Former Oregon quarterback Marcus Mariota has one year to prove his worth or his career in Tennessee could come to an end next offseason.
It's as simple as that. His response to the situation: “I just try to be the best I can be for this team, and let it ride,” he told reporters during organized team activities this week.
The gambling analogy fits. The Titans wagered $20.9 million on Mariota in 2019 that he could still develop into a franchise quarterback by picking up the fifth-year option on his rookie contract signed as the No. 2-overall selection in 2015. Tennessee also hedged that bet by trading for Ryan Tannehill, a 2012 first-round pick by Miami that didn't materialize into the franchise quarterback the Dolphins hoped they were getting.
For now, Tennessee has made it clear that Mariota is the starter.
“His job is not in jeopardy,” Titans coach Mike Vrabel told reporters. “I don’t think that’s something we’re even here to talk about."
Sure thing. But that stance could change in a nanosecond. See last year's situation in Tampa Bay between Jameis Winston, the No. 1-overall pick in 2015, and Ryan Fitzpatrick. Winston, suspended to start the season, lost his job, then got it back, then lost it again, and now is once again the starter. In between, Fitzpatrick was both brilliant and dreadful.
The same juggling act could happen in Tennessee if Mariota isn't careful. Should a juggling act transpire, Mariota could be looking for work next offseason.
Mariota has had an up-and-down career. At times he has looked brilliant. Other times, very ordinary. Meanwhile, other young quarterbacks have passed him by. Kansas City's Patrick Mahomes II, Houston's Deshaun Watson, Chicago's Mitchell Trubisky, Jared Goff of the Los Angeles Rams, Dallas' Dak Prescott and San Francisco's Jimmy Garoppolo would not be traded straight up for Mariota. All were drafted after 2015 with the exception of Garoppolo, taken by New England in 2014 before being traded to the 49ers midway through the 2017 season when he became a starter.
If you're the Titans and your once promising franchise star has been surpassed by six younger quarterbacks, it doesn't make much sense to give him a $100 million contract extension. You would, instead, do what Miami did by moving on from the failed experiment and going down another path.
The irony in all of this is that Mariota might be better off elsewhere. Vrabel is his third head coach in four years and he's working with his fourth offensive coordinator in five seasons. One must wonder if Mariota would be in a different place in his career had he landed on a team with more stability at the top and a better supporting cast.
Mariota is smart, accurate, takes good care of the ball from a passing standpoint (just like at Oregon he can become careless with ball security while avoiding pressure) and he still has wide receiver speed to make things happen with his legs.
Mariota had several outstanding games last season when not bothered by injuries that impacted his passing abilities.
The Titans have plenty of reasons to gamble on Mariota.

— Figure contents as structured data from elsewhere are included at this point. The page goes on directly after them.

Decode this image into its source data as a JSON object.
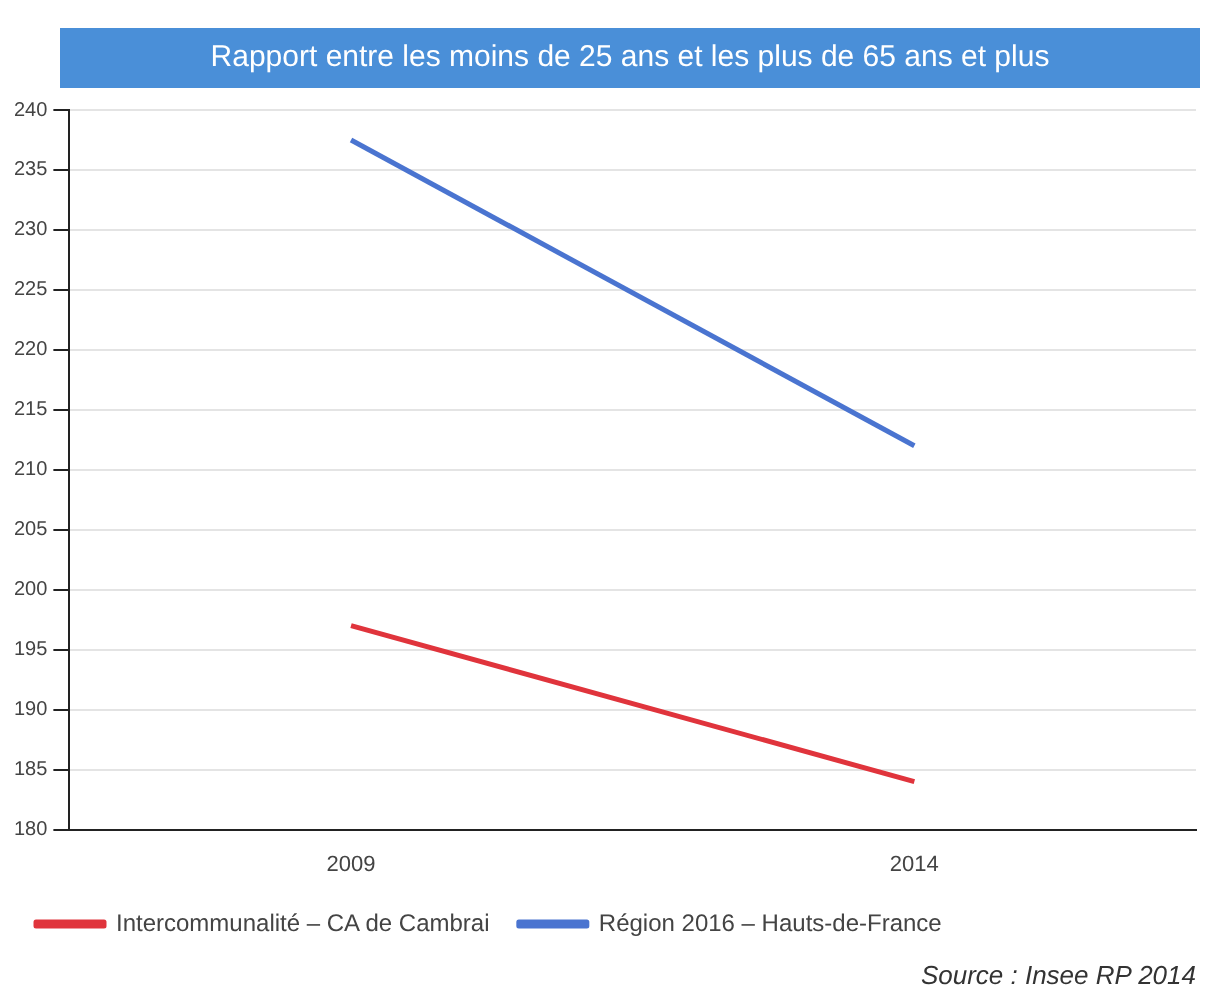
{
  "chart_data": {
    "type": "line",
    "title": "Rapport entre les moins de 25 ans et les plus de 65 ans et plus",
    "categories": [
      "2009",
      "2014"
    ],
    "series": [
      {
        "name": "Intercommunalité – CA de Cambrai",
        "color": "#e0343c",
        "values": [
          197,
          184
        ]
      },
      {
        "name": "Région 2016 – Hauts-de-France",
        "color": "#4a74d0",
        "values": [
          237.5,
          212
        ]
      }
    ],
    "ylim": [
      180,
      240
    ],
    "yticks": [
      180,
      185,
      190,
      195,
      200,
      205,
      210,
      215,
      220,
      225,
      230,
      235,
      240
    ],
    "grid": "y",
    "legend": "bottom",
    "marker": "none",
    "line_style": "solid",
    "annotations": [
      "Source : Insee RP 2014"
    ]
  }
}
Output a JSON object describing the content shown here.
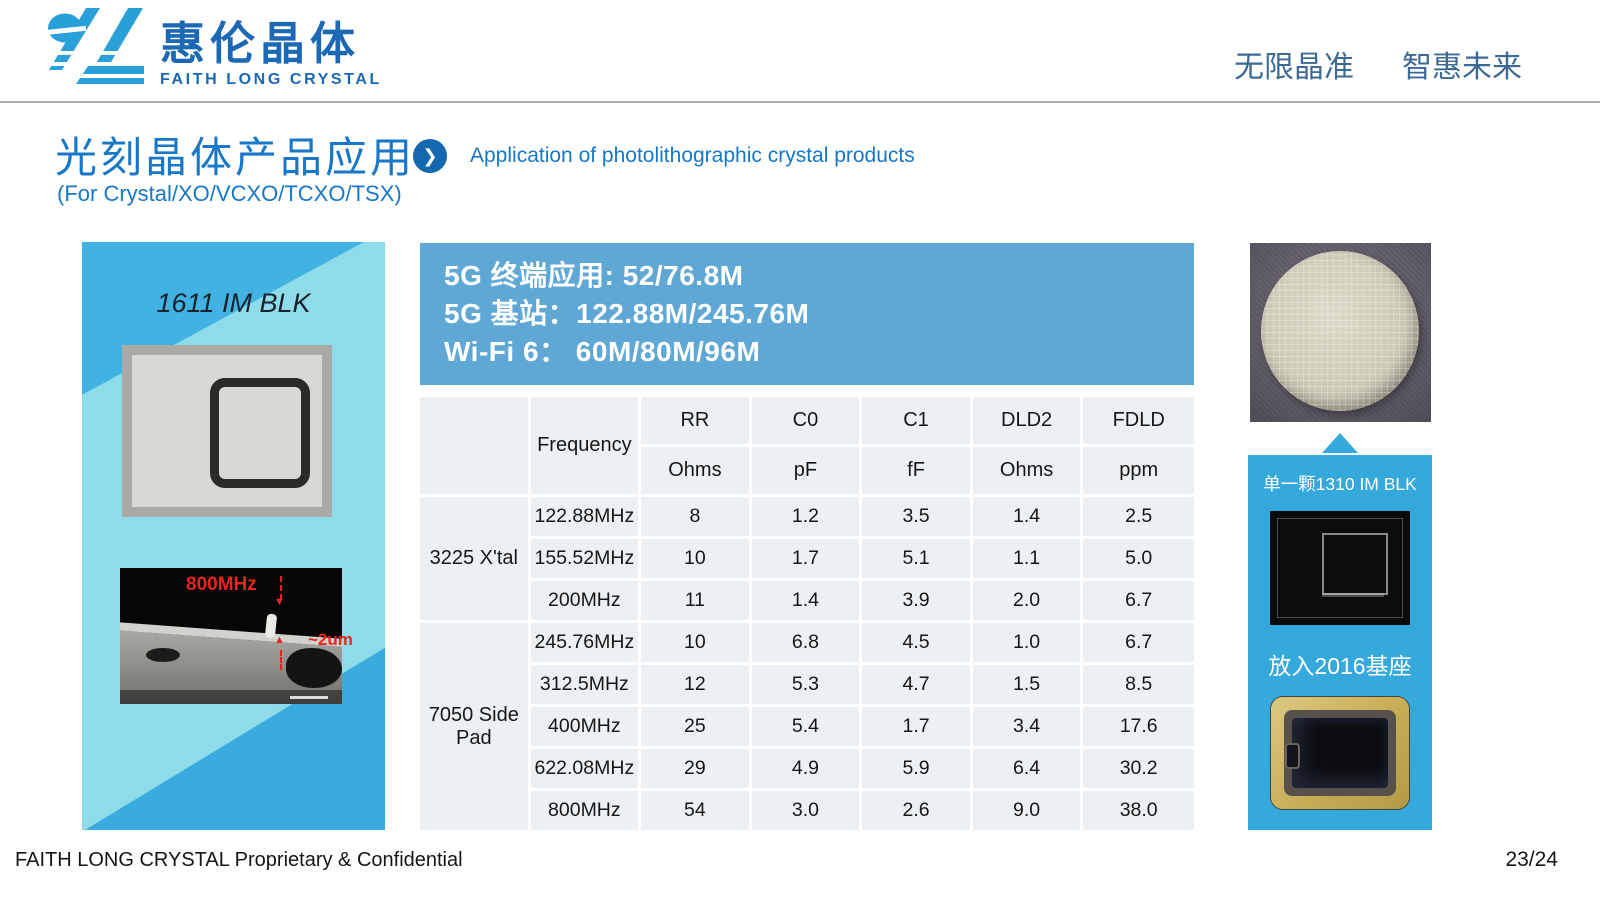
{
  "header": {
    "logo_cn": "惠伦晶体",
    "logo_en": "FAITH LONG CRYSTAL",
    "tagline_1": "无限晶准",
    "tagline_2": "智惠未来"
  },
  "title": {
    "cn": "光刻晶体产品应用",
    "en": "Application of photolithographic crystal products",
    "scope": "(For Crystal/XO/VCXO/TCXO/TSX)"
  },
  "icons": {
    "title_arrow": "❯",
    "sem_arrow_down": "▼",
    "sem_arrow_up": "▲"
  },
  "left_panel": {
    "label": "1611 IM BLK",
    "sem_freq": "800MHz",
    "sem_thickness": "~2um"
  },
  "banner": {
    "lines": [
      "5G 终端应用: 52/76.8M",
      "5G 基站：122.88M/245.76M",
      "Wi-Fi 6： 60M/80M/96M"
    ]
  },
  "table": {
    "frequency_header": "Frequency",
    "columns": [
      {
        "name": "RR",
        "unit": "Ohms"
      },
      {
        "name": "C0",
        "unit": "pF"
      },
      {
        "name": "C1",
        "unit": "fF"
      },
      {
        "name": "DLD2",
        "unit": "Ohms"
      },
      {
        "name": "FDLD",
        "unit": "ppm"
      }
    ],
    "groups": [
      {
        "name": "3225 X'tal",
        "rows": [
          [
            "122.88MHz",
            "8",
            "1.2",
            "3.5",
            "1.4",
            "2.5"
          ],
          [
            "155.52MHz",
            "10",
            "1.7",
            "5.1",
            "1.1",
            "5.0"
          ],
          [
            "200MHz",
            "11",
            "1.4",
            "3.9",
            "2.0",
            "6.7"
          ]
        ]
      },
      {
        "name": "7050 Side Pad",
        "rows": [
          [
            "245.76MHz",
            "10",
            "6.8",
            "4.5",
            "1.0",
            "6.7"
          ],
          [
            "312.5MHz",
            "12",
            "5.3",
            "4.7",
            "1.5",
            "8.5"
          ],
          [
            "400MHz",
            "25",
            "5.4",
            "1.7",
            "3.4",
            "17.6"
          ],
          [
            "622.08MHz",
            "29",
            "4.9",
            "5.9",
            "6.4",
            "30.2"
          ],
          [
            "800MHz",
            "54",
            "3.0",
            "2.6",
            "9.0",
            "38.0"
          ]
        ]
      }
    ]
  },
  "right_panel": {
    "caption_top": "单一颗1310 IM BLK",
    "caption_bottom": "放入2016基座"
  },
  "footer": {
    "left": "FAITH LONG CRYSTAL Proprietary & Confidential",
    "page": "23/24"
  },
  "colors": {
    "brand_blue": "#1B68B4",
    "title_blue": "#1777C8",
    "banner_blue": "#5FA8D6",
    "panel_cyan": "#8EDCEA",
    "accent_cyan": "#35A8DC",
    "table_cell_gray": "#EDF0F3",
    "annotation_red": "#E8251C",
    "tagline_blue": "#3D6A94"
  }
}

The Titans narrowly missed the playoffs last season with their starting quarterback battling injuries and producing just 11 touchdown passes. If he comes near the 26 touchdown passes he threw in 2016, Tennessee could very well make the postseason and extend Mariota.
That all said, Tennessee also has legitimate reasons to prepare for the worst-cased scenario that could see the two parties part ways less than a year from now.